Di usia remaja itu bulan Ramadan menjadi sangat indah. Betapa tidak, pada waktu subuh dan tarawih gadis-gadis baru berkembang tampak indah. Lebih indah dipandang mata dibanding pada hari biasa.
Saat kuliah puasa sendiri. Sahur dan berbuka bersama pembeli yang tidak saling mengenal, di warung nasi atau rumah makan Padang kelas mahasiswa. Maklum anak kos. Makna puasa sebagai kewajiban kian kuat.
Ramadan pada masa itu menjadi bulan mencari identitas dan belajar mandiri jauh dari orangtua.
Masa Dewasa - Sudah Bekerja
Ramadan pada periode awal bekerja juga sendiri. Makan sahur pun buka puasa di warung sekitar tempat kos. Mandiri, memenuhi kebutuhan sendiri.
Setelah mampu membeli rice cooker dan peralatan minimal, barulah bisa memasak. Ibu kos menyediakan kompor. Bahan bakar beli sendiri (saya lupa, apakah saat itu sudah pakai gas atau belum). Hasil masakan dimakan bertiga bersama teman kos.
Ada kesempatan perbaikan gizi pada acara buka bersama, yang diadakan oleh kantor atau kelompok teman. Di situlah bersemi kebahagiaan, ketika bisa mengajak pergi dan mengantar pulang gadis yang sedang dikeker.

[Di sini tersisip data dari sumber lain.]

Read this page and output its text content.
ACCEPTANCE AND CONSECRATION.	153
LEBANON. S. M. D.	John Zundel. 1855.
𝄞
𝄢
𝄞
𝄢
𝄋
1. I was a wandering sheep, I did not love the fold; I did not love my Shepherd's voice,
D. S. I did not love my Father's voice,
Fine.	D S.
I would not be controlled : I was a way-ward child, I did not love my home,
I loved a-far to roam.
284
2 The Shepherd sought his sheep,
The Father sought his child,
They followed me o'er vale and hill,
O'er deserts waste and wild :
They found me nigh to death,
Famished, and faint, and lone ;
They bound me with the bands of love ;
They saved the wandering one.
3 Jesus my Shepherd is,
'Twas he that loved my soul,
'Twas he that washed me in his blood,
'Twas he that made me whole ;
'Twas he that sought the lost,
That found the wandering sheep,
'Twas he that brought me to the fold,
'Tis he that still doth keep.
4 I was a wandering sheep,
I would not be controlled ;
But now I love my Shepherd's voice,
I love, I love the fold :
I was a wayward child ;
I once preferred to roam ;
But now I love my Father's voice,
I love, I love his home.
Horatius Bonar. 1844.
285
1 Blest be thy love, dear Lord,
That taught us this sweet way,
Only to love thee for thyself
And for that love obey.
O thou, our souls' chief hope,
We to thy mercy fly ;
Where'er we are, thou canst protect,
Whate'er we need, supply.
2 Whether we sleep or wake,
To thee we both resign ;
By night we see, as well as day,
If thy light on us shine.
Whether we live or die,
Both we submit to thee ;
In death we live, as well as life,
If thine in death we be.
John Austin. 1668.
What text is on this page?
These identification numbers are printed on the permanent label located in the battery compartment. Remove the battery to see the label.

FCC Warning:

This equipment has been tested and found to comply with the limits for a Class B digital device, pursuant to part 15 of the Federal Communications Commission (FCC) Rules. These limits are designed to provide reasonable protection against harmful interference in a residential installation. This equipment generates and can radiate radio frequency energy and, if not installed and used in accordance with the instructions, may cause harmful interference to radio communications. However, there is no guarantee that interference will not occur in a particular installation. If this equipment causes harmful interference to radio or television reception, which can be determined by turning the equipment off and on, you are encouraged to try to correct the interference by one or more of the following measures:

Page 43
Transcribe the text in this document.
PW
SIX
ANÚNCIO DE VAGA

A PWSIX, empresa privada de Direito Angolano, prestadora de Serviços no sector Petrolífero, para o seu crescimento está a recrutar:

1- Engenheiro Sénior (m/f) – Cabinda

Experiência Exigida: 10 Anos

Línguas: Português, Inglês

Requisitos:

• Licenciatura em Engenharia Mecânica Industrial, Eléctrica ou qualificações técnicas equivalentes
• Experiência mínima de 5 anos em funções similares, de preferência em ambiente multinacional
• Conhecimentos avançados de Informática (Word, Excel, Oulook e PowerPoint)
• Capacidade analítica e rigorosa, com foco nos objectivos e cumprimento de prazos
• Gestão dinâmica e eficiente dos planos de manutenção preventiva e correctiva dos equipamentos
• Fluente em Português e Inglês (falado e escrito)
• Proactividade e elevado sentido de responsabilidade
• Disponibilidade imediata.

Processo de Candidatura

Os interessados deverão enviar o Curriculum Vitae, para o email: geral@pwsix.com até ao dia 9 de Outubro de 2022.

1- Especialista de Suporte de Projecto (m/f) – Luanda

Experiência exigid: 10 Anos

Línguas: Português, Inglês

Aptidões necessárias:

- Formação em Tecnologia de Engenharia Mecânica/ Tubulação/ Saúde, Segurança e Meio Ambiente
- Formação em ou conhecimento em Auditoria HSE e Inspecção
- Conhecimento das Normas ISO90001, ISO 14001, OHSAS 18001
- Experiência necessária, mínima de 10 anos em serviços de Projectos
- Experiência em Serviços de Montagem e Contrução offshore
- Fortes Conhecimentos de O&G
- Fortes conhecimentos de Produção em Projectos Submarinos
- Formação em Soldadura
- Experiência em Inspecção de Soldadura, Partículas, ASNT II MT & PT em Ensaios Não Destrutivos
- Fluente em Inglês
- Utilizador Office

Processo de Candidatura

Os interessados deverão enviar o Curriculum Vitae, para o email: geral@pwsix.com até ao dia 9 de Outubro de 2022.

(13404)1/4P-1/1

Bulan Ramadan dalam periode ini menyediakan ruang untuk mandiri, merasakan keindahan cinta, dan merintis keluarga sendiri.
Masa Dewasa - Berwirausaha
Di rentang waktu ini makna Ramadan menjadi berkurang. Bisa jadi dalam banyak hal saya tidak mendapatkan pahala berpuasa, selain lapar dan haus.
Sahur dan berbuka dalam beberapa kesempatan bisa bersama keluarga. Sekian kali bukber dengan kerabat atau sahabat. Sisanya adalah makan sahur dan buka puasa di proyek atau dalam perjalanan.Â
Kegiatan proyek dalam waktu berimpitan membawa saya kepada situasi tidak mudah. Ujian yang mengikis pahala berpuasa adalah ketika berada di proyek. Panas, debu, lelah, perkara tidak mampu menahan amarah, dan perbuatan tercela semisal menyuap pejabat pengadaan, merupakan rintangan yang gagal saya lewati.
Dalam rentang waktu ini Ramadan bermakna sebagai bulan perjuangan melawan hawa nafsu, yang penuh risiko gagal memperoleh keutamaan berpuasa.